Warning: this is a kinda lengthy diatribe comprised of a lot of personal opinion.
Like everyone else, I’m a big fan of keeping horses sound and happy for as long as possible. My first horse was purchased as an older, been-there-done-that jumper. Being a teenager I really didn’t know a whole lot yet about how to keep a horse sound long term, so it took until he was starting to come up pretty sore in the hind end before the vet was called. He flexed quite lame in both hocks… it was past the point of prevention and now to the point of treatment. Hock injections were the only option. The first injections lasted him a year, the next lasted 6 months, then after that they were wearing off in just a few months. That was when I decided to retire him.
I learned a lot from that horse about how I want to manage my future horses, especially the young ones, to help ensure future soundness. I will admit that sticking a needle in a joint scares the absolute crap out of me and I think our sport in general is way too blasé about it, thus I’m a big believer in doing everything possible before it gets to that point. Over the years with lots of horses and lots of different experiences I’ve narrowed it down to my 4 big things:
Feet, footing, turnout, joint support.
Feet have to be well balanced and maintained meticulously. If that means a 4-5 week shoeing cycle, so be it. If that means some kind of special shoeing to help support a conformational or gait abnormality, lets do it. I just can’t/won’t deal with bad farrier work.
Footing… I really believe that bad footing is the worst thing for a horse’s long term soundness. It’s so imperative that it be even, the right depth, well maintained, and of proper material. Years of working in bad footing or even just sub-par footing can have really detrimental effects on a horse’s long term soundness, whether it be too much concussion on the front feet, too much strain on the hocks, repeated micro-tears in soft tissue, etc. I won’t board at a barn with bad footing and I won’t go to a horse show with bad footing. That’s made me the subject of ridicule at times and I know I’m a nut about it, but footing. All horse people should try to educate themselves on what makes the difference between good footing and bad footing, and reading this article is a good start. It’s amazing how many people just don’t know the difference. And IMO the good footing rule extends to turnout as well. I’d rather mine stay inside for a day than be turned out in slick mud. Overprotective mom? Maybe.
As far as joint support, I’ve never been a big fan of oral supplements. I really think that they pee/poop most of it out, and that stuff is not cheap. With the past couple show horses I’ve had I developed a great love for Pentosan, which is an IM injection. Watch this video. The basic gist is that it can help both prevent and repair damage in the joint. The best thing is that if you can get a prescription for it you can order it from Wedgewood for only about $14 a dose. Much cheaper than oral supplements, you know the horse is actually getting it, and IM injections are easy. Pretty much all of my horses over the age of 6-7 that are in work go on Pentosan.

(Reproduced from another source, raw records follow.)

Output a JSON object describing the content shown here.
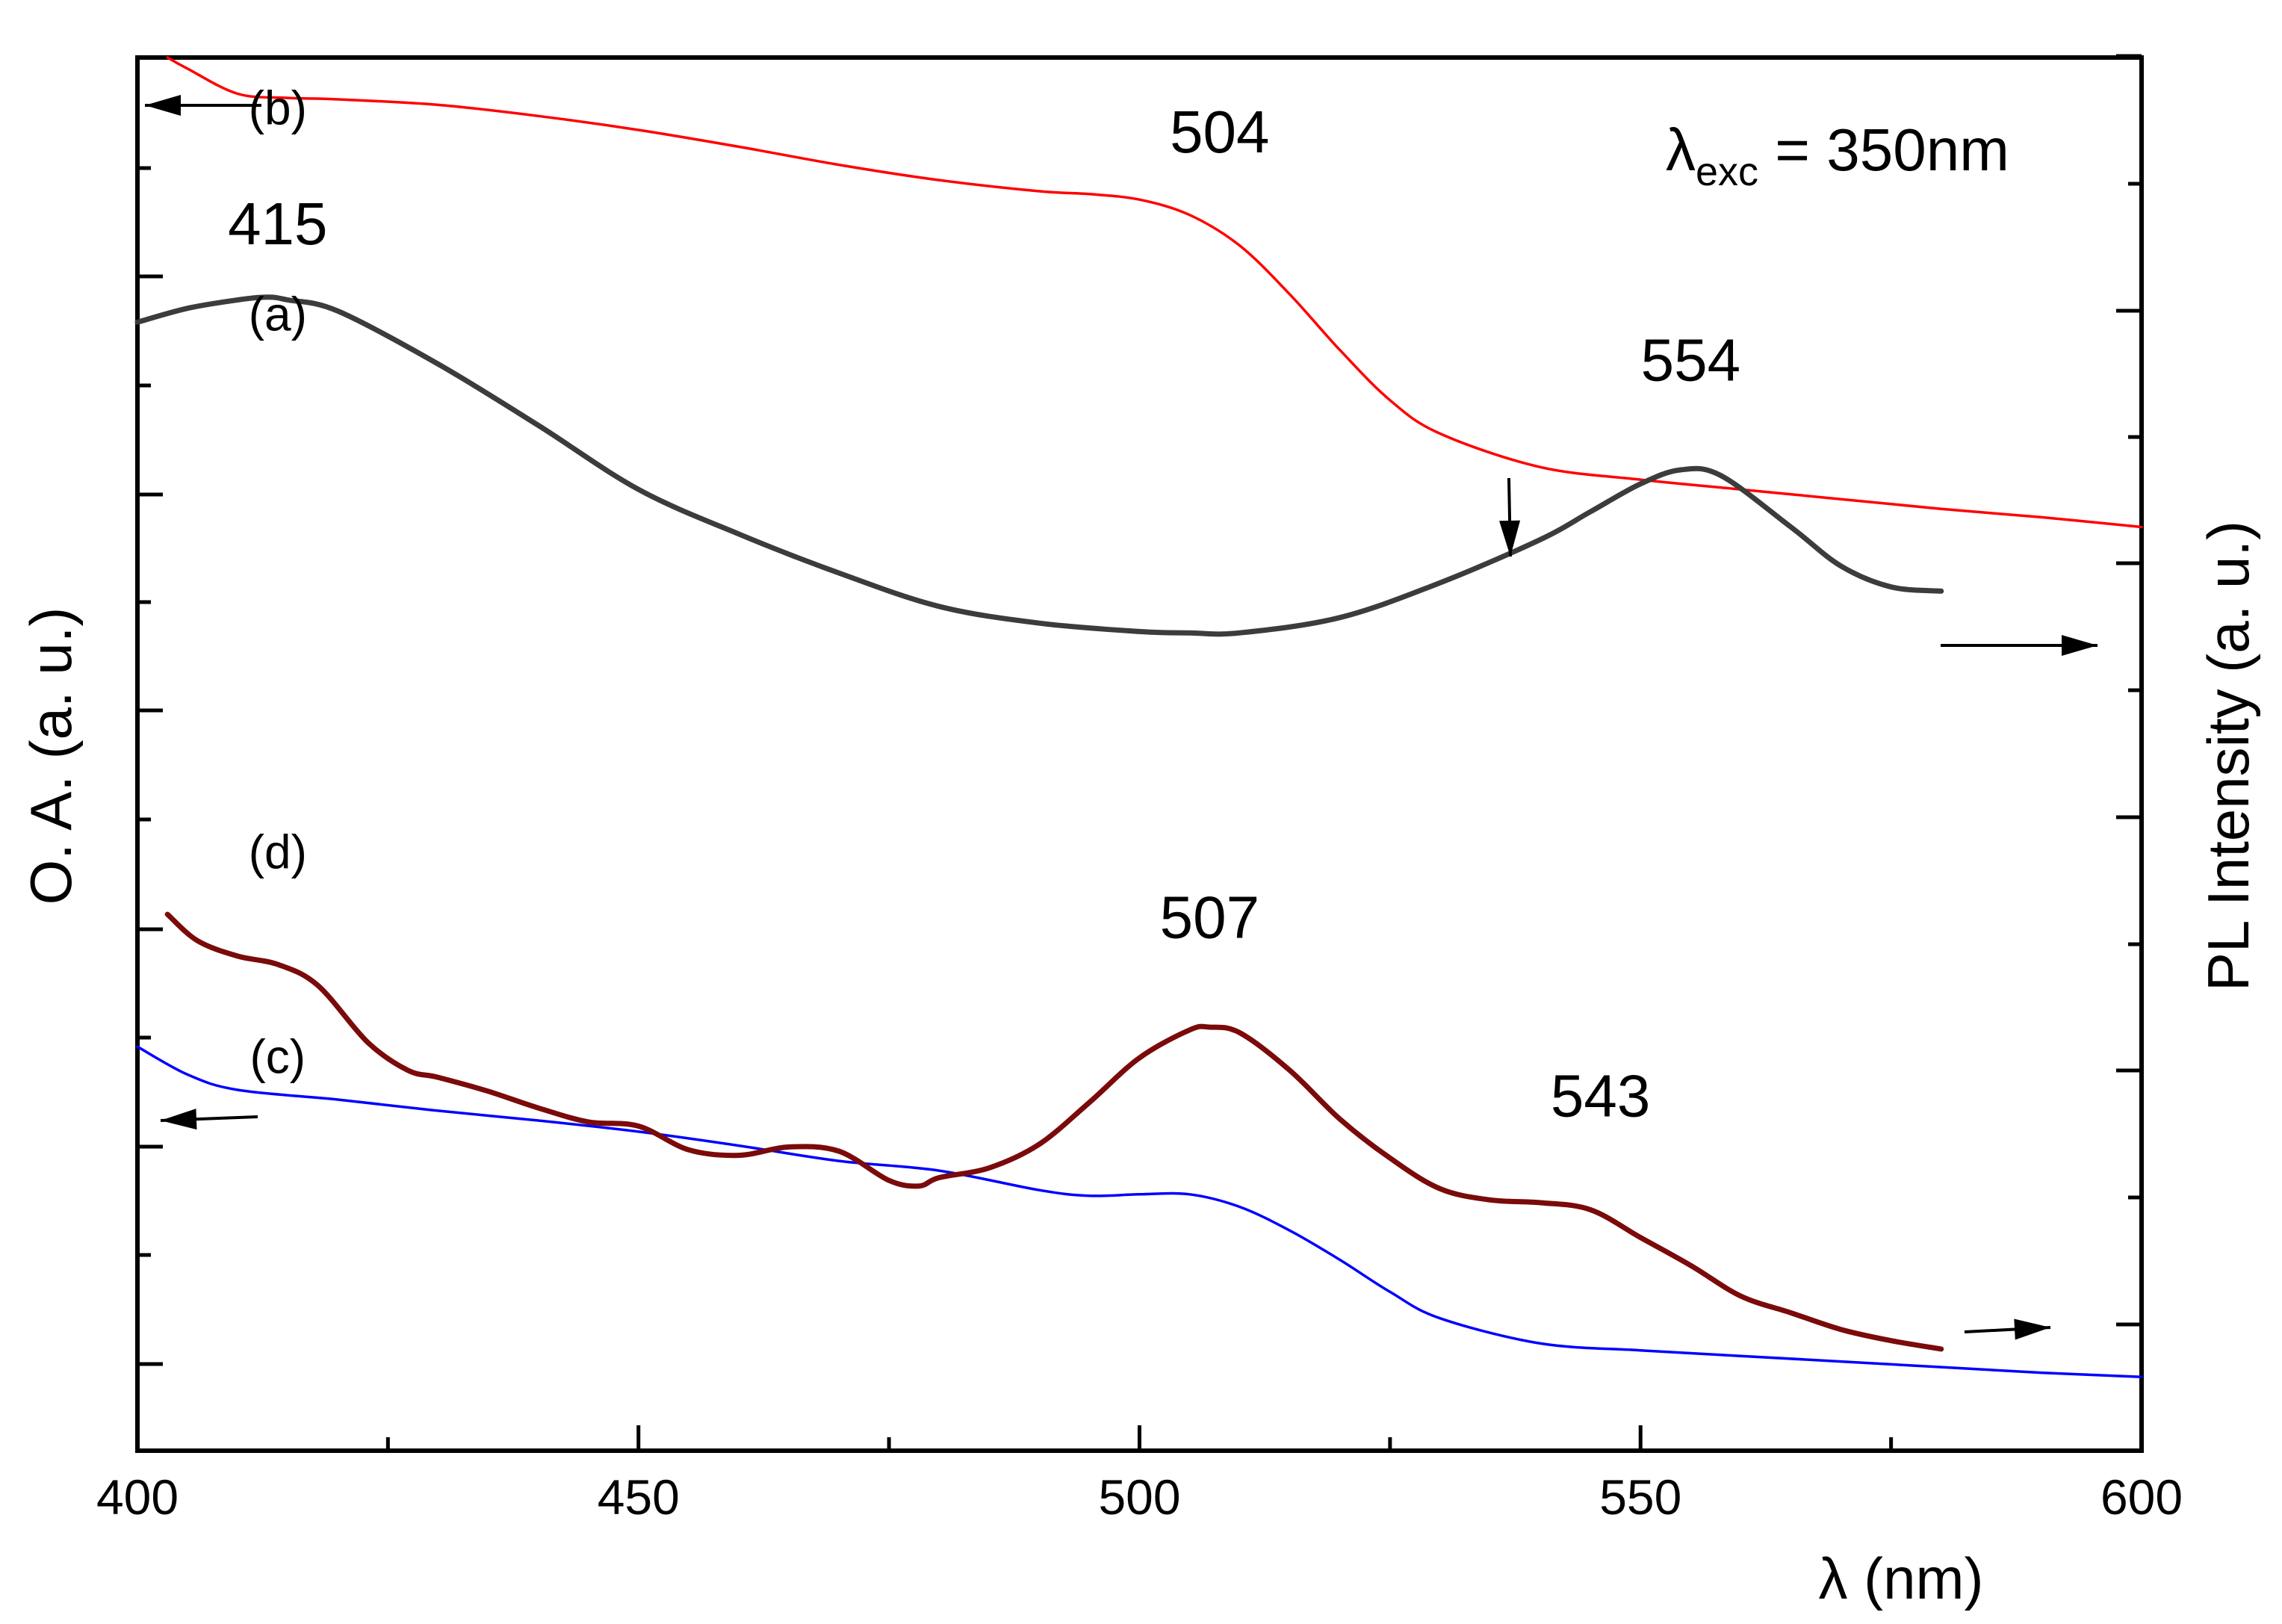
{
  "chart_data": {
    "type": "line",
    "title": "",
    "xlabel": "λ (nm)",
    "ylabel_left": "O. A. (a. u.)",
    "ylabel_right": "PL Intensity (a. u.)",
    "xlim": [
      400,
      600
    ],
    "x_ticks": [
      400,
      450,
      500,
      550,
      600
    ],
    "x_tick_labels": [
      "400",
      "450",
      "500",
      "550",
      "600"
    ],
    "ylim": [
      0,
      100
    ],
    "grid": false,
    "annotation": {
      "lambda": "λ",
      "subscript": "exc",
      "rest": " = 350nm"
    },
    "series": [
      {
        "name": "(b)",
        "axis": "left",
        "color": "#ff0000",
        "x": [
          403,
          405,
          410,
          415,
          420,
          430,
          440,
          450,
          460,
          470,
          480,
          490,
          495,
          500,
          505,
          510,
          515,
          520,
          525,
          530,
          540,
          550,
          560,
          570,
          580,
          590,
          600
        ],
        "y": [
          100,
          99.2,
          97.4,
          97.1,
          97.0,
          96.6,
          95.8,
          94.8,
          93.6,
          92.3,
          91.2,
          90.4,
          90.2,
          89.8,
          88.7,
          86.5,
          83.0,
          79.0,
          75.4,
          73.0,
          70.6,
          69.7,
          69.0,
          68.3,
          67.6,
          67.0,
          66.3
        ]
      },
      {
        "name": "(a)",
        "axis": "right",
        "color": "#3c3c3c",
        "x": [
          400,
          405,
          410,
          413,
          415,
          420,
          430,
          440,
          450,
          460,
          470,
          480,
          490,
          500,
          505,
          510,
          520,
          530,
          540,
          545,
          550,
          554,
          558,
          565,
          570,
          575,
          580
        ],
        "y": [
          81.0,
          82.0,
          82.6,
          82.8,
          82.6,
          81.8,
          78.0,
          73.6,
          69.0,
          65.8,
          63.0,
          60.6,
          59.4,
          58.8,
          58.7,
          58.7,
          59.8,
          62.3,
          65.4,
          67.4,
          69.4,
          70.4,
          70.0,
          66.3,
          63.5,
          62.0,
          61.7
        ]
      },
      {
        "name": "(c)",
        "axis": "left",
        "color": "#0000ff",
        "x": [
          400,
          405,
          410,
          420,
          430,
          440,
          450,
          460,
          470,
          480,
          490,
          495,
          500,
          505,
          510,
          515,
          520,
          525,
          530,
          540,
          550,
          560,
          570,
          580,
          590,
          600
        ],
        "y": [
          29.0,
          27.0,
          25.9,
          25.2,
          24.4,
          23.7,
          22.9,
          21.9,
          20.8,
          20.1,
          18.7,
          18.3,
          18.4,
          18.4,
          17.5,
          15.8,
          13.7,
          11.4,
          9.5,
          7.7,
          7.2,
          6.8,
          6.4,
          6.0,
          5.6,
          5.3
        ]
      },
      {
        "name": "(d)",
        "axis": "right",
        "color": "#7b0a0a",
        "x": [
          403,
          406,
          410,
          414,
          418,
          423,
          427,
          430,
          435,
          440,
          445,
          450,
          455,
          460,
          465,
          470,
          475,
          478,
          480,
          485,
          490,
          495,
          500,
          505,
          507,
          510,
          515,
          520,
          525,
          530,
          535,
          540,
          545,
          550,
          555,
          560,
          565,
          570,
          575,
          580
        ],
        "y": [
          38.5,
          36.6,
          35.5,
          34.9,
          33.4,
          29.3,
          27.3,
          26.8,
          25.8,
          24.6,
          23.6,
          23.3,
          21.6,
          21.2,
          21.8,
          21.5,
          19.4,
          19.0,
          19.6,
          20.3,
          22.0,
          25.0,
          28.2,
          30.2,
          30.4,
          30.0,
          27.3,
          23.8,
          21.0,
          18.8,
          18.0,
          17.8,
          17.3,
          15.3,
          13.3,
          11.1,
          9.9,
          8.7,
          7.9,
          7.3
        ]
      }
    ],
    "peak_labels": [
      {
        "text": "415",
        "x": 414,
        "y": 86.6,
        "color": "#000000"
      },
      {
        "text": "504",
        "x": 508,
        "y": 93.2,
        "color": "#7f7f7f"
      },
      {
        "text": "554",
        "x": 555,
        "y": 76.8,
        "color": "#000000"
      },
      {
        "text": "507",
        "x": 507,
        "y": 36.8,
        "color": "#000000"
      },
      {
        "text": "543",
        "x": 546,
        "y": 24.0,
        "color": "#000000"
      }
    ],
    "curve_labels": [
      {
        "text": "(b)",
        "x": 414,
        "y": 95.2
      },
      {
        "text": "(a)",
        "x": 414,
        "y": 80.4
      },
      {
        "text": "(d)",
        "x": 414,
        "y": 41.8
      },
      {
        "text": "(c)",
        "x": 414,
        "y": 27.1
      }
    ]
  }
}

The reason I’m rambling about all this is because it’s been on my mind a lot lately as I’ve made a few choices for Henry. He’s been great, soundness wise, knock on wood, but I want to keep him that way. So I got vet and farrier to team up to figure out some shoeing changes that will help support him a bit better (bar shoes for the crooked legged, very naturally low-heeled creature) and his Pentosan injections start today. Let’s face it, even though he’s only 7 and he didn’t race, he spent a lot of time in race training and now he’s a jumper… neither of those are easy lifestyles. If doing a few little things now to go the extra mile will give him better quality of life well into and past his prime, it’s totally worth it to me. I’d rather prevent problems now than treat problems later.
This is not to hate on people who do IA injections on their horses… not at all. I absolutely believe in doing what needs to be done to help the horse, and if Henry really needed it I’d do it in a heartbeat (and probably then make some changes to his lifestyle/program as a result). This is geared toward no one in particular but really just horse sports in general. I obviously had way too much time to stand there and think while the farrier was doing his thing last night. 😉 My stance is merely one of trying to get people to pause and assess their program, asking themselves “what else?” or “what can I do now?”, thinking of it in terms of preventing problems instead of reacting to them after the damage is already done. I wish someone had asked me that 15 years ago.